The National Basketball Association eliminated 114 jobs, or 11 percent of its workforce, as part of a plan to strip out $50 million in costs.
The cuts come two weeks after the league locked out its players following their failure to reach an agreement with team owners on a new labor contract.
“The layoffs are not a direct result of the lockout, but rather a response to the same underlying issue; that is, the league’s expenses far outpace our revenues,” NBA spokesman Mike Bass said in an e-mail yesterday.
The NBA and its players disagree over how to split money from a league that said it will lose about $300 million this year from revenue of about $4.3 billion. Owners want to tighten payrolls, while players say they shouldn’t be punished for management errors. The NBA said in April that 22 of the 30 franchises are losing money.
“The roughly 11 percent reduction in headcount from the league office is part of larger cost-cutting measures to reduce our costs by $50 million,” Bass said.

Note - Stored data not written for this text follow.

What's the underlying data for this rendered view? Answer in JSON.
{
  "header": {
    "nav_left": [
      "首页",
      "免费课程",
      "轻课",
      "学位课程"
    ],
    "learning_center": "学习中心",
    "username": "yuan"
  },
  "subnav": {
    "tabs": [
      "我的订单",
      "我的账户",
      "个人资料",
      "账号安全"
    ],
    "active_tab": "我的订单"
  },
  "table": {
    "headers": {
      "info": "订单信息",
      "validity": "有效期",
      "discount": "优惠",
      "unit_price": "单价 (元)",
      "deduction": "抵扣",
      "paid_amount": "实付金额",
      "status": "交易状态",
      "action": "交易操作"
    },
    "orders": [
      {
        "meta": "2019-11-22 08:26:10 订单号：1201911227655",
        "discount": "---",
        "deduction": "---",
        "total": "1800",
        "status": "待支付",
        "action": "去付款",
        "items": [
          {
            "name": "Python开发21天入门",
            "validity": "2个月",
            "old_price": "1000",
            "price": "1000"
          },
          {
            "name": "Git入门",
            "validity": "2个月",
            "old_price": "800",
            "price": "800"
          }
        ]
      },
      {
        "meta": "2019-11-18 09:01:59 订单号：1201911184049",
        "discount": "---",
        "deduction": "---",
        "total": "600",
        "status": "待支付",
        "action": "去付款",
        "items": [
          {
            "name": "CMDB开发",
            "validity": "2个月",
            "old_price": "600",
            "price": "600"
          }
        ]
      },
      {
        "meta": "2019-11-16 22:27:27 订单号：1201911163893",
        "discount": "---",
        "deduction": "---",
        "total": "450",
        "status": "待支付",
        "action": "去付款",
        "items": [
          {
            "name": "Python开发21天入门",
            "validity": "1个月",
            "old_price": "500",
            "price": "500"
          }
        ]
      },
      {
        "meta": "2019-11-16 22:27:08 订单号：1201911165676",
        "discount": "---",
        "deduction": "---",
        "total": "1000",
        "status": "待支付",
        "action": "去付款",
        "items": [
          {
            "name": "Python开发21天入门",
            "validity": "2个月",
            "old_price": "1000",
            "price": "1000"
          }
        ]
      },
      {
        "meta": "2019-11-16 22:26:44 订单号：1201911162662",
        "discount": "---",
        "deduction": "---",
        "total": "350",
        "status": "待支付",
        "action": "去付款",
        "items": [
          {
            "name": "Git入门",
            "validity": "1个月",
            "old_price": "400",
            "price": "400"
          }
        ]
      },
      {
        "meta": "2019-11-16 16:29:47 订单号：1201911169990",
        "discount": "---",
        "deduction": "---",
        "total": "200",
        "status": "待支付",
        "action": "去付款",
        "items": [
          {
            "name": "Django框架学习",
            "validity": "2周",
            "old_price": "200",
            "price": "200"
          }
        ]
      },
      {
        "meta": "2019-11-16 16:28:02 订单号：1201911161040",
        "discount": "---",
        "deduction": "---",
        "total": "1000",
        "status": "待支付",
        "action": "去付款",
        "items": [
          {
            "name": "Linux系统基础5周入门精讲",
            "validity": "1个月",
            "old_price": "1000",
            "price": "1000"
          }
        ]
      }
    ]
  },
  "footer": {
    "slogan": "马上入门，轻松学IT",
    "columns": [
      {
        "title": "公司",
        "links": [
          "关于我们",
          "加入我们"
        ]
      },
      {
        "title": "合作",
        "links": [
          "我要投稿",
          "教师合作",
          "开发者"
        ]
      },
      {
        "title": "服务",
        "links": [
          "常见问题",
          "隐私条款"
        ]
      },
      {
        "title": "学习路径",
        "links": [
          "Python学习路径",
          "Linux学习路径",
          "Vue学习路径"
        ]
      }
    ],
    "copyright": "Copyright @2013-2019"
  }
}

NBA Commissioner David Stern said at a June 30 news conference that, following the lockout, “we have to go back and look at everything about our operations.”
The cuts were primarily made in New York and New Jersey from departments including marketing, community relations, player programs, broadcasting and information technology, the New York Times reported. Most employees received the news during the past two days, it said.
The reductions would have happened regardless of the lockout and the workers won’t be rehired once the dispute is over, the Times said, citing Bass. Before the latest move, the NBA had cut 275 workers since 2008, the report said.
In October 2008, Stern announced a 9 percent cut on its U.S. staff after season-ticket sales slowed.
The Charlotte Bobcats began laying off employees in the past week, with radio play-by-play announcer Scott Lauer becoming one of at least seven let go, according to the Associated Press. The Detroit Pistons also fired 15 people in recent weeks, AP said.